Seafood Nutrition Partnership aims to reduce the risks of heart disease by educating Americans about the health benefits of seafood and building awareness of seafood’s essential nutritional value. Specifically, eating seafood twice a week has been shown to reduce the risk of heart disease.
In fact, a Mediterranean diet that includes seafood at least twice a week lowers the risk of heart disease by as much as 30 percent, according to the New England Journal of Medicine.
Omega-3 fatty acids, found in seafood, help your heart in several ways. They curb inflammation in the blood vessels (and the rest of your body). At high doses they also make abnormal heart rhythms less likely and lower your level of blood fats called triglycerides. They can also slow plaque buildup inside the blood vessels.
Additionally, the American Heart Association recommends 1 gram a day of EPA plus DHA for people with heart disease. Eating oily fish is best, but your doctor might recommend a fish oil capsule. If you’ve had a heart attack, a prescription dose of omega-3s may help protect your heart. Some studies show fewer heart attacks and fewer heart disease deaths among heart attack survivors who boosted their levels of omega-3. Click here to learn which fish is the richest in omega-3s.
Take the Pledge to Eat #Seafood2xWk
Eating seafood regularly can help save lives and significantly improve overall health. Consuming two servings each week, as recommended by leading health organizations including the American Heart Association, is an easy way to make a positive commitment to your health and the health of those around you.
Need somewhere to start? Try this salmon recipe that delivers in taste, affordability and omega-3s.
Cumin-Scented Salmon with Black Bean Stew
All you need:
- 2 tbsp olive oil, divided
- 1 tbsp cumin, ground
- 1 tbsp coriander seed, crushed
- Salt & pepper, to taste
- 1 pound salmon filet
- ¼ cup yellow or white onion, chopped
- 2 tbsp garlic, chopped
- 1 poblano pepper, chopped
- Chili flakes, to taste
- 1 14.5-oz can chopped tomatoes
- 1 15.5-oz can black beans, low sodium
- 1 1/2 cups water
- 1 tbsp fresh cilantro, chopped
- green onions, chopped
- 1 lime, juiced
All you do:
- Heat 1 tablespoon olive oil in a heavy skillet on medium heat.
- Mix together cumin and coriander seed; season salmon with spices and salt and pepper. Save some spice mix.
- Add salmon to skillet and cook on each side for 3 to 4 minutes.
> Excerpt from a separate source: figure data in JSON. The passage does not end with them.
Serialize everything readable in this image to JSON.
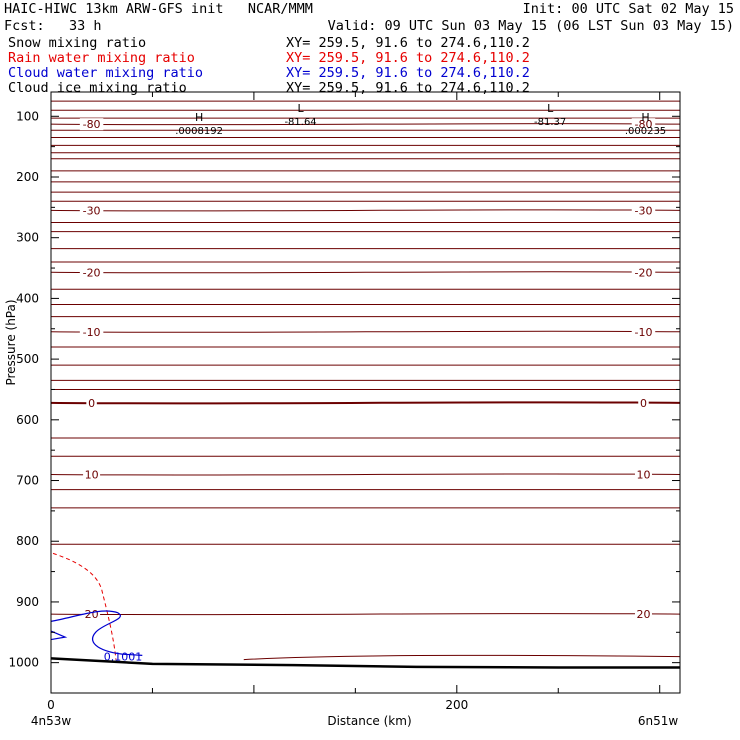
{
  "header": {
    "title_left": "HAIC-HIWC 13km ARW-GFS init   NCAR/MMM",
    "init": "Init: 00 UTC Sat 02 May 15",
    "fcst_label": "Fcst:   33 h",
    "valid": "Valid: 09 UTC Sun 03 May 15 (06 LST Sun 03 May 15)",
    "fields": [
      {
        "name": "Snow mixing ratio",
        "xy": "XY= 259.5, 91.6 to 274.6,110.2",
        "color": "#000000"
      },
      {
        "name": "Rain water mixing ratio",
        "xy": "XY= 259.5, 91.6 to 274.6,110.2",
        "color": "#e60000"
      },
      {
        "name": "Cloud water mixing ratio",
        "xy": "XY= 259.5, 91.6 to 274.6,110.2",
        "color": "#0000d0"
      },
      {
        "name": "Cloud ice mixing ratio",
        "xy": "XY= 259.5, 91.6 to 274.6,110.2",
        "color": "#000000"
      }
    ]
  },
  "chart_data": {
    "type": "cross-section contour",
    "xlabel": "Distance (km)",
    "ylabel": "Pressure (hPa)",
    "xlim": [
      0,
      310
    ],
    "ylim": [
      1050,
      60
    ],
    "x_ticks": [
      0,
      200
    ],
    "y_ticks": [
      100,
      200,
      300,
      400,
      500,
      600,
      700,
      800,
      900,
      1000
    ],
    "endpoint_left": "4n53w",
    "endpoint_right": "6n51w",
    "isotherm_color": "#6b0000",
    "isotherms": [
      {
        "label": "-80",
        "p": 113
      },
      {
        "label": "-30",
        "p": 255
      },
      {
        "label": "-20",
        "p": 357
      },
      {
        "label": "-10",
        "p": 455
      },
      {
        "label": "0",
        "p": 572
      },
      {
        "label": "10",
        "p": 690
      },
      {
        "label": "20",
        "p": 920
      }
    ],
    "unlabeled_isotherm_levels": [
      75,
      90,
      103,
      123,
      135,
      148,
      160,
      170,
      190,
      208,
      225,
      240,
      275,
      290,
      318,
      340,
      385,
      410,
      430,
      480,
      510,
      535,
      550,
      630,
      660,
      715,
      745,
      805
    ],
    "extrema": [
      {
        "type": "H",
        "value": ".0008192",
        "x": 73,
        "p": 118
      },
      {
        "type": "L",
        "value": "-81.64",
        "x": 123,
        "p": 103
      },
      {
        "type": "L",
        "value": "-81.37",
        "x": 246,
        "p": 103
      },
      {
        "type": "H",
        "value": ".000235",
        "x": 293,
        "p": 118
      }
    ],
    "cloud_water_label": "0.1001",
    "terrain": [
      [
        0,
        993
      ],
      [
        50,
        1002
      ],
      [
        120,
        1004
      ],
      [
        180,
        1007
      ],
      [
        250,
        1008
      ],
      [
        310,
        1008
      ]
    ]
  }
}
- Meanwhile, for the Black Bean Stew, heat remaining oil (1 tablespoon) in another pan and add onion and garlic. Cook for 3 minutes.
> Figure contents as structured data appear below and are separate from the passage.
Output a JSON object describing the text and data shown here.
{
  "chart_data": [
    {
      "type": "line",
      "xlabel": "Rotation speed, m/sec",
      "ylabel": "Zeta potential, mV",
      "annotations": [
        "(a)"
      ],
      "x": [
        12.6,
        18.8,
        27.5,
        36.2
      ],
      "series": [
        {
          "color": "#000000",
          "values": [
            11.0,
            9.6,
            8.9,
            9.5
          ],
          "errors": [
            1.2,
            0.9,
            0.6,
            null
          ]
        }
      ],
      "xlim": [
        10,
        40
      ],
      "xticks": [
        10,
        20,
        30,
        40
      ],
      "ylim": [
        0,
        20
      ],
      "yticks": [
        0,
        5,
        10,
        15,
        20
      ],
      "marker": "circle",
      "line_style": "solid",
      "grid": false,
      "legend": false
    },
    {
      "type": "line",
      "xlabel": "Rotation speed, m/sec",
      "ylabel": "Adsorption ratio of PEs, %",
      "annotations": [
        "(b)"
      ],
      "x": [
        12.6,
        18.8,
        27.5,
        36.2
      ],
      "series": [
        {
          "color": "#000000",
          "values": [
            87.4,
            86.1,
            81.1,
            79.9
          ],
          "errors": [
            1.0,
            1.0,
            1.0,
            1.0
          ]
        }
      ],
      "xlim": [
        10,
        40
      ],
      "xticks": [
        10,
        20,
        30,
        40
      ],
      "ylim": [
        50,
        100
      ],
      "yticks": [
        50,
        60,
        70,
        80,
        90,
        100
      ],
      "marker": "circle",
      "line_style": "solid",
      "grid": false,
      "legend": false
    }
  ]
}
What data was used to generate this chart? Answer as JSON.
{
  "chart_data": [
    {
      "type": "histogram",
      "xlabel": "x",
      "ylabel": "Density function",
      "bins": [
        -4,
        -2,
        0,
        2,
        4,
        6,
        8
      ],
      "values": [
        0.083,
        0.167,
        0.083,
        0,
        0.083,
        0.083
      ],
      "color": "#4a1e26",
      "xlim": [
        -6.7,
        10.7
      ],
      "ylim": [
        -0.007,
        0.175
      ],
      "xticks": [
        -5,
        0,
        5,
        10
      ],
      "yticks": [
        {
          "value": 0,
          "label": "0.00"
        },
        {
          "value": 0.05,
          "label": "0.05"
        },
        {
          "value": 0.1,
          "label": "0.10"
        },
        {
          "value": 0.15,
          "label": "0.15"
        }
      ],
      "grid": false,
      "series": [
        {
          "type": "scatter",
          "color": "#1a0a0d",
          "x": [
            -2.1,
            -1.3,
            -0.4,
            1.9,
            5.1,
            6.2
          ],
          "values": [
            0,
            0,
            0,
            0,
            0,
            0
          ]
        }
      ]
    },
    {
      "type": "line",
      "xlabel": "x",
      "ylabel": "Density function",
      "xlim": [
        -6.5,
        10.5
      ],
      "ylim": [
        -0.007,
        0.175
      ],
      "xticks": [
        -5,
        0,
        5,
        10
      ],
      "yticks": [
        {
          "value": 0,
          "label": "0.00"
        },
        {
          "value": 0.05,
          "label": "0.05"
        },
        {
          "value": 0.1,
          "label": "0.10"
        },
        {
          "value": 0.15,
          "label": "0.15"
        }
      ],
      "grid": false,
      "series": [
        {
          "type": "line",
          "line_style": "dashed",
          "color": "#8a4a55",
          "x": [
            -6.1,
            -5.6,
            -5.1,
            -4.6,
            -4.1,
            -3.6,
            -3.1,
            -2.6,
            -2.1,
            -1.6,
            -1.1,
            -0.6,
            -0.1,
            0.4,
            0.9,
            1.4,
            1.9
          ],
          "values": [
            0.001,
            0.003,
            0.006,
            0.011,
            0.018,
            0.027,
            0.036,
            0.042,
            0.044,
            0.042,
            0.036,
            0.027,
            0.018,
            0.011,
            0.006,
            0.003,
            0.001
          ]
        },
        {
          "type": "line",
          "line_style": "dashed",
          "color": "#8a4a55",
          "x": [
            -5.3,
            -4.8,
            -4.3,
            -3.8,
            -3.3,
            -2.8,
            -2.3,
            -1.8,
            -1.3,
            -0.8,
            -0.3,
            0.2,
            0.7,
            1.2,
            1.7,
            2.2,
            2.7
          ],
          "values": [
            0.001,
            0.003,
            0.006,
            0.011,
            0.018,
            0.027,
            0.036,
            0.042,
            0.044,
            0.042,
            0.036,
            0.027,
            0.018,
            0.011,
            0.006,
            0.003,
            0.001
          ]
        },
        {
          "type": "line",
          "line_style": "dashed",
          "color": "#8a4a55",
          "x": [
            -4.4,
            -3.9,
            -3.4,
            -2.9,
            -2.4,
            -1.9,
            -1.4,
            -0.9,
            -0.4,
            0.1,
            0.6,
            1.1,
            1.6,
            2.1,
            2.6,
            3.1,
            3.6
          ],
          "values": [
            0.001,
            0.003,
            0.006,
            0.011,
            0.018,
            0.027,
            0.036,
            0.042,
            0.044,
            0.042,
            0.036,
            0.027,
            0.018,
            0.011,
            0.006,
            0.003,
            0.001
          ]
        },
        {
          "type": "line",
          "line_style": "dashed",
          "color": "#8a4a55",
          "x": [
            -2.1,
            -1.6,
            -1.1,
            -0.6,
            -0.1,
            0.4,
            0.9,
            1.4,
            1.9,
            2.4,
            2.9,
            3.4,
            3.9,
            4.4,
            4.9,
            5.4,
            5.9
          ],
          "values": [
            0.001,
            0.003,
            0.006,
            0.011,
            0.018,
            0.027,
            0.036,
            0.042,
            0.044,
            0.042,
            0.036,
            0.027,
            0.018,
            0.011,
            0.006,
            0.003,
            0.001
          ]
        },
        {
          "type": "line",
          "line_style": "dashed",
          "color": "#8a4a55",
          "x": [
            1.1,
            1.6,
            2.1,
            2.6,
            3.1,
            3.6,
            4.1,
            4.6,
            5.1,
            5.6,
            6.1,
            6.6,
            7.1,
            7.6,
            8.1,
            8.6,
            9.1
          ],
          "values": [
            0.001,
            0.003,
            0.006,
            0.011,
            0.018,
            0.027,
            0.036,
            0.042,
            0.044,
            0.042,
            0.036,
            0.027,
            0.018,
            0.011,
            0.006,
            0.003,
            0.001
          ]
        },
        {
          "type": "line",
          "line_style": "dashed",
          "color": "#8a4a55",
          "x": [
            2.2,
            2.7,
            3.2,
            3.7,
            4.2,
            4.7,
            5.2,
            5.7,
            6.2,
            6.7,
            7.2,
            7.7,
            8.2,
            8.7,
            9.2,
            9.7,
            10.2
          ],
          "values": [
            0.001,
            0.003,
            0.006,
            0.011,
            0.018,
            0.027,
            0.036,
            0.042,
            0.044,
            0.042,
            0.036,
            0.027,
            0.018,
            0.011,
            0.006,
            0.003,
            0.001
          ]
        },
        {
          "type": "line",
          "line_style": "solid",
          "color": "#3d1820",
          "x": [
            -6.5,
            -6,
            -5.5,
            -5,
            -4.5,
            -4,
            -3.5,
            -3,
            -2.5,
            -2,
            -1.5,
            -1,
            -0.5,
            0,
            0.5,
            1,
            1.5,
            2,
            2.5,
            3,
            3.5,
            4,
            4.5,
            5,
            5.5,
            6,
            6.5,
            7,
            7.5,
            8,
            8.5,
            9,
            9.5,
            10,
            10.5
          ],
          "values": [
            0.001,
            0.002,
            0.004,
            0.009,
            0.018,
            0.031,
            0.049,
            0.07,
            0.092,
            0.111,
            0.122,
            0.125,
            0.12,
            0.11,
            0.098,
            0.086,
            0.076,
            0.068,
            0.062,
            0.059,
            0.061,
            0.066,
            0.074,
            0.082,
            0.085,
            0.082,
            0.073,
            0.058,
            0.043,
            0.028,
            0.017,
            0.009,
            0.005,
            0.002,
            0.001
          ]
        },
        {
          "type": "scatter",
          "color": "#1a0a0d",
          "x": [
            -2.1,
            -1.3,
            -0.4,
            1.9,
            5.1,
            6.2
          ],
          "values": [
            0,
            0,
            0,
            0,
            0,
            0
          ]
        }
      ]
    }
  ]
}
- Add peppers, chili flakes and saved spiced mix from Step 2. Cook until aroma starts to smell.
- Add tomatoes and allow tomatoes to start to sear.
- Add black beans and water. Simmer for 10 minutes.
- Add cilantro, green onions and lime juice. Add salt and pepper. Cook for 2 minutes.
- Place black beans in individual bowls and add salmon portion on top.